Is "Some weights of the model were not used" warning normal when pre-trained BERT only by MLM

Hello guys,

I’ve trained BERT model from the scratch using BertForMaskedLM and trainers. When I use AutoModelForSequenceClassification to fine-tune my model for a text classification task, I get a warrning about weights initialization. Is it normal to get a warning such as in the below or am I doing something wrong ?

Some weights of the model checkpoint at ./cased/bert-wikidump-50mb-mlm/model were not used when initializing BertForSequenceClassification: ['cls.predictions.bias', 'cls.predictions.transform.dense.weight', 'cls.predictions.transform.dense.bias', 'cls.predictions.transform.LayerNorm.weight', 'cls.predictions.transform.LayerNorm.bias', 'cls.predictions.decoder.weight', 'cls.predictions.decoder.bias']
- This IS expected if you are initializing BertForSequenceClassification from the checkpoint of a model trained on another task or with another architecture (e.g. initializing a BertForSequenceClassification model from a BertForPreTraining model).
- This IS NOT expected if you are initializing BertForSequenceClassification from the checkpoint of a model that you expect to be exactly identical (initializing a BertForSequenceClassification model from a BertForSequenceClassification model).
Some weights of BertForSequenceClassification were not initialized from the model checkpoint at ./cased/bert-wikidump-50mb-mlm/model and are newly initialized: ['bert.pooler.dense.weight', 'bert.pooler.dense.bias', 'classifier.weight', 'classifier.bias']
Loading pre-trained model with AutoModelForSequenceClassification
from transformers import AutoModelForSequenceClassification, AdamW, AutoConfig
config = AutoConfig.from_pretrained(PATHS["model"]["cased"]["local"], num_labels=df.category.unique().size)

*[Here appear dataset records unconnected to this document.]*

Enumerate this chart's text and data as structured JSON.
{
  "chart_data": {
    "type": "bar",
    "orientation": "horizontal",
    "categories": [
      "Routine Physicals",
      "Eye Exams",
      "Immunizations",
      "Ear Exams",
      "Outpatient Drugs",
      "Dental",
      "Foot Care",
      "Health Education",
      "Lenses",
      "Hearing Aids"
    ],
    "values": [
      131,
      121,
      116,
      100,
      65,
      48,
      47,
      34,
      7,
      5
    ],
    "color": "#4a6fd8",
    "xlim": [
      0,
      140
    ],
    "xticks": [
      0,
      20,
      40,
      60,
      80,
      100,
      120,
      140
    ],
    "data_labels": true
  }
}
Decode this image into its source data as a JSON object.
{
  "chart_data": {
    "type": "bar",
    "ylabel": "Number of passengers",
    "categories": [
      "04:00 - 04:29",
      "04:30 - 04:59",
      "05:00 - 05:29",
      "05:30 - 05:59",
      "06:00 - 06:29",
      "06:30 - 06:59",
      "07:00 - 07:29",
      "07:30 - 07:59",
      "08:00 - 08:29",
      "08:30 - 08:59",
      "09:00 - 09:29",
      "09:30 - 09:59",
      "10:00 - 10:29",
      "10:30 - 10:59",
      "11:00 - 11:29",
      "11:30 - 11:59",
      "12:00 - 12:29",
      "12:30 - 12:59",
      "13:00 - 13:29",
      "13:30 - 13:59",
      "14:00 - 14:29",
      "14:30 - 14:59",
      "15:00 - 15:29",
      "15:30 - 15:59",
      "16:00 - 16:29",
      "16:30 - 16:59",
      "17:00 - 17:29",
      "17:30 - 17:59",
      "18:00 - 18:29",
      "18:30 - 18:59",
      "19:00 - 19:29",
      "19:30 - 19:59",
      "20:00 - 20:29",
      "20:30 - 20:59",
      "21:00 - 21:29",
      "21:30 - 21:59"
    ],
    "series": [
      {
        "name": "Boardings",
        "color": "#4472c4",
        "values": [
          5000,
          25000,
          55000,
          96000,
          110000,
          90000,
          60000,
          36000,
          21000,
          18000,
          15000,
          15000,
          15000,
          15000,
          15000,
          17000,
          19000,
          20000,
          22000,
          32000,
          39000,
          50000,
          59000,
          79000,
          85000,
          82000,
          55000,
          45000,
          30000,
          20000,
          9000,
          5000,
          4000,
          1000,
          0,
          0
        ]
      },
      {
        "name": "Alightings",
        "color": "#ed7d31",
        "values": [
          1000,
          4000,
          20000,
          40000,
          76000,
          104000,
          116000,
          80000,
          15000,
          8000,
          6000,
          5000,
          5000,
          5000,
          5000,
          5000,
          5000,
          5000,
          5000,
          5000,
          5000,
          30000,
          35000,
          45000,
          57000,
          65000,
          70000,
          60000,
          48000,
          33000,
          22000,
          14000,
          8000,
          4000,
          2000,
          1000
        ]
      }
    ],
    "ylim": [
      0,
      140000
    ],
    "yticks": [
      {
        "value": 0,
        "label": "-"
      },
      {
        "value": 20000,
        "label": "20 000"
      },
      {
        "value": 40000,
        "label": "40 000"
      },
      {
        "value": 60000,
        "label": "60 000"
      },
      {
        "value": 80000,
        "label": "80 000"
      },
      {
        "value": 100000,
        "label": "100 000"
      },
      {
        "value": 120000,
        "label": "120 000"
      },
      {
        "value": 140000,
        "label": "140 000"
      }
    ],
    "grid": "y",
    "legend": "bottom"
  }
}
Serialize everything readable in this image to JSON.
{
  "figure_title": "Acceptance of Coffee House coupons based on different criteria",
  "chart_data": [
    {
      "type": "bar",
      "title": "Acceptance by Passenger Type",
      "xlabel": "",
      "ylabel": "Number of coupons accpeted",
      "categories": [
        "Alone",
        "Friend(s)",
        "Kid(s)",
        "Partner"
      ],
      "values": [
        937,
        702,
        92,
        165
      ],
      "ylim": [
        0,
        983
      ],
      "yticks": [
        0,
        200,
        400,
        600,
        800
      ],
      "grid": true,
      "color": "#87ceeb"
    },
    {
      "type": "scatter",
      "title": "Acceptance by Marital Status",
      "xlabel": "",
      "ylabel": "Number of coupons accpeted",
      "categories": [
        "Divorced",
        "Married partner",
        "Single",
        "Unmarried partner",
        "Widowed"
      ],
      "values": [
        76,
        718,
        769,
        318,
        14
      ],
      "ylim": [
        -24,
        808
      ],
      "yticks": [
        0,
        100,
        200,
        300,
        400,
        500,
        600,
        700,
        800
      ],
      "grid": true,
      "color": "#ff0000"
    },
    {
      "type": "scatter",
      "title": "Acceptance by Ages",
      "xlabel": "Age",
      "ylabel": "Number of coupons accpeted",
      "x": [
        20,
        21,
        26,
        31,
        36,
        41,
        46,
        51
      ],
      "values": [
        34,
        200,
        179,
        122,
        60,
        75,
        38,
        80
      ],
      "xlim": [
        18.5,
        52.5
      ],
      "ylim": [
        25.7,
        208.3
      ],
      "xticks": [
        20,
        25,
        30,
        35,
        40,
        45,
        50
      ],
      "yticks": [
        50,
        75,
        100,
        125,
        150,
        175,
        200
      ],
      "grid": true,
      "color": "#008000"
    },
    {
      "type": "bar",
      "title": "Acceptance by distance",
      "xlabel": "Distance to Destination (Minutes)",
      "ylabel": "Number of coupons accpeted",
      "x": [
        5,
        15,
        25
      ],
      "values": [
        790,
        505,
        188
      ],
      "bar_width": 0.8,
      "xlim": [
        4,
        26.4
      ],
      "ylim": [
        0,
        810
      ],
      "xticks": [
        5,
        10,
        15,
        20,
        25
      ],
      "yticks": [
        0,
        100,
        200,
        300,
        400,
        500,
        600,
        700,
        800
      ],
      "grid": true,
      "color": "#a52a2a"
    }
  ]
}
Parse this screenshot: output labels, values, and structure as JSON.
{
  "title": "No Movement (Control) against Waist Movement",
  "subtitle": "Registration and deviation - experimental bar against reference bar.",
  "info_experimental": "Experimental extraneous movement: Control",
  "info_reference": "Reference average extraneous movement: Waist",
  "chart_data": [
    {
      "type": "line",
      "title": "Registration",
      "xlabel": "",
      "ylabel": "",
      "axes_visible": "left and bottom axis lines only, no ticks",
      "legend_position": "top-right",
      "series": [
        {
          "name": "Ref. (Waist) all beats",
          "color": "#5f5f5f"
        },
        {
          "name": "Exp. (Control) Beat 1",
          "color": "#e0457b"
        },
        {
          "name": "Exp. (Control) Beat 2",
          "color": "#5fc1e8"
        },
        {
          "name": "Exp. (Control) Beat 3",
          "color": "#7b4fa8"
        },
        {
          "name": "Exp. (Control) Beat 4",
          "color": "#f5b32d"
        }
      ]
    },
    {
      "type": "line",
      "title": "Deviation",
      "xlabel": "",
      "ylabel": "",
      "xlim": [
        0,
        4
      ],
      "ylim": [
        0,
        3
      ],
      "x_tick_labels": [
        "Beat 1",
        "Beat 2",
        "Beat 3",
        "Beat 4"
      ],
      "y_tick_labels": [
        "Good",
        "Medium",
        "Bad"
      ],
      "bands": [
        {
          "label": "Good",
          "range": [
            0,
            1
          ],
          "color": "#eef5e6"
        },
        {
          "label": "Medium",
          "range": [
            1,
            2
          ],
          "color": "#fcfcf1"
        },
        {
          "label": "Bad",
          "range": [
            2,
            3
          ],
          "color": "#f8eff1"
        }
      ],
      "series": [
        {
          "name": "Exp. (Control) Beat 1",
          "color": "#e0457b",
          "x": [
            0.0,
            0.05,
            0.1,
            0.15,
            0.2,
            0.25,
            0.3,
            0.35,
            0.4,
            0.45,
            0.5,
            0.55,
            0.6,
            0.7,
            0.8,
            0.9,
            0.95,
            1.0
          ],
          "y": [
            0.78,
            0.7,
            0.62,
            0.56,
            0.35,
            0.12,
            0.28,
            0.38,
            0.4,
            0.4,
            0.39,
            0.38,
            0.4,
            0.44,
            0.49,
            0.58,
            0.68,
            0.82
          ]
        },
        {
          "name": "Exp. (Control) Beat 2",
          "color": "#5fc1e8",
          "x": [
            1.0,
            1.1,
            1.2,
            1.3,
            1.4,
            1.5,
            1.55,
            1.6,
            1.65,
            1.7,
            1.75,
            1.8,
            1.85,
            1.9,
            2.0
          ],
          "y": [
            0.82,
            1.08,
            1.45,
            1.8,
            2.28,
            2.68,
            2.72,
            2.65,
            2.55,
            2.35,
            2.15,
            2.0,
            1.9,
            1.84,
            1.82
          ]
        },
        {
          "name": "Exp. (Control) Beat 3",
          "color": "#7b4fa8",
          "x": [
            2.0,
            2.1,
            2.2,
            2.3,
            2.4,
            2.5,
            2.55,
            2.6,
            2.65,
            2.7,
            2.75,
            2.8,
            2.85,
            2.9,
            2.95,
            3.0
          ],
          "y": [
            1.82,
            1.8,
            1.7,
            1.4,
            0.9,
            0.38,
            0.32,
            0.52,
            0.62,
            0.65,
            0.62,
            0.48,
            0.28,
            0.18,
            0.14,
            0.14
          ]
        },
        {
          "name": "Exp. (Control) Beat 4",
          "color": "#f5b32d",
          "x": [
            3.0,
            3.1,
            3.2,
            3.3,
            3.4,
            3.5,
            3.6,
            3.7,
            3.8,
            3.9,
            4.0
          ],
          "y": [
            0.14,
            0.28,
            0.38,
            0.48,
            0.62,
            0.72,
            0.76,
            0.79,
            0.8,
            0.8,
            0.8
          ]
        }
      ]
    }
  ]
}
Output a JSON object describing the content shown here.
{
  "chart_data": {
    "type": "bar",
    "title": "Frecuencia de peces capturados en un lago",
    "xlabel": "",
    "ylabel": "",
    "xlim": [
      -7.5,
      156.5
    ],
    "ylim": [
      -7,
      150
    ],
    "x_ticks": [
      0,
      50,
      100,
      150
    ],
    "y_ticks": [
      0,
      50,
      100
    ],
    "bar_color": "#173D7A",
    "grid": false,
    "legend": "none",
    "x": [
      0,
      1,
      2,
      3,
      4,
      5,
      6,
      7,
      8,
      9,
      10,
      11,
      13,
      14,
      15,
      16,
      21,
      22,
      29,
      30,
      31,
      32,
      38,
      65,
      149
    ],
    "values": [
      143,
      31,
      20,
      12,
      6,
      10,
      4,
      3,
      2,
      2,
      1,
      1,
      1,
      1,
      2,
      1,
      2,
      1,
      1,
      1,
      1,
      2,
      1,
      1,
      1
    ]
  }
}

model = AutoModelForSequenceClassification.from_pretrained(PATHS["model"]["cased"]["local"], config=config)
Code for training BERT from scratch with only MLM task
from transformers import BertConfig
config = BertConfig(vocab_size=64_000)

from transformers import BertForMaskedLM
model = BertForMaskedLM(config=config)

from transformers import Trainer, TrainingArguments

from transformers import DataCollatorForLanguageModeling

data_collator = DataCollatorForLanguageModeling(
    tokenizer=bert_cased_tokenizer, mlm=True, mlm_probability=0.15
)

training_args = TrainingArguments(
    output_dir=PATHS["model"]["cased"]["training"]["local"],
    overwrite_output_dir=True,
    num_train_epochs=2,
    per_gpu_train_batch_size= 8, ## 512 max sequence lenght, 64 sequence count
    save_steps=10_000,
    save_total_limit=2,
    prediction_loss_only=True,
)

trainer = Trainer(
    model=model,
    args=training_args,
    data_collator=data_collator,
    train_dataset=dataset,
)

Yes, the warning is telling you that some weights were randomly initialized (here you classification head), which is normal since you are instantiating a pretrained model for a different task. It’s there to remind you to finetune your model (it’s not usable for inference directly).

4 Likes

Thanks @sgugger ! :slightly_smiling_face:

Hi @sgugger , may I know how to suppress this information? I load pretrained model and multiprocess this , so this notification is visually overwhelming. Thank you!

1 Like

Is there a way to avoid some weights to be initialized randomly since already initialized ?

To suppress this output, nlp - Python: BERT Error - Some weights of the model checkpoint at were not used when initializing BertModel - Stack Overflow suggests to change the verbosity level of transformers.logging.

Is there a way to use distilbert-base-uncased and other models out-of-the-box without fine tuning to benchmark?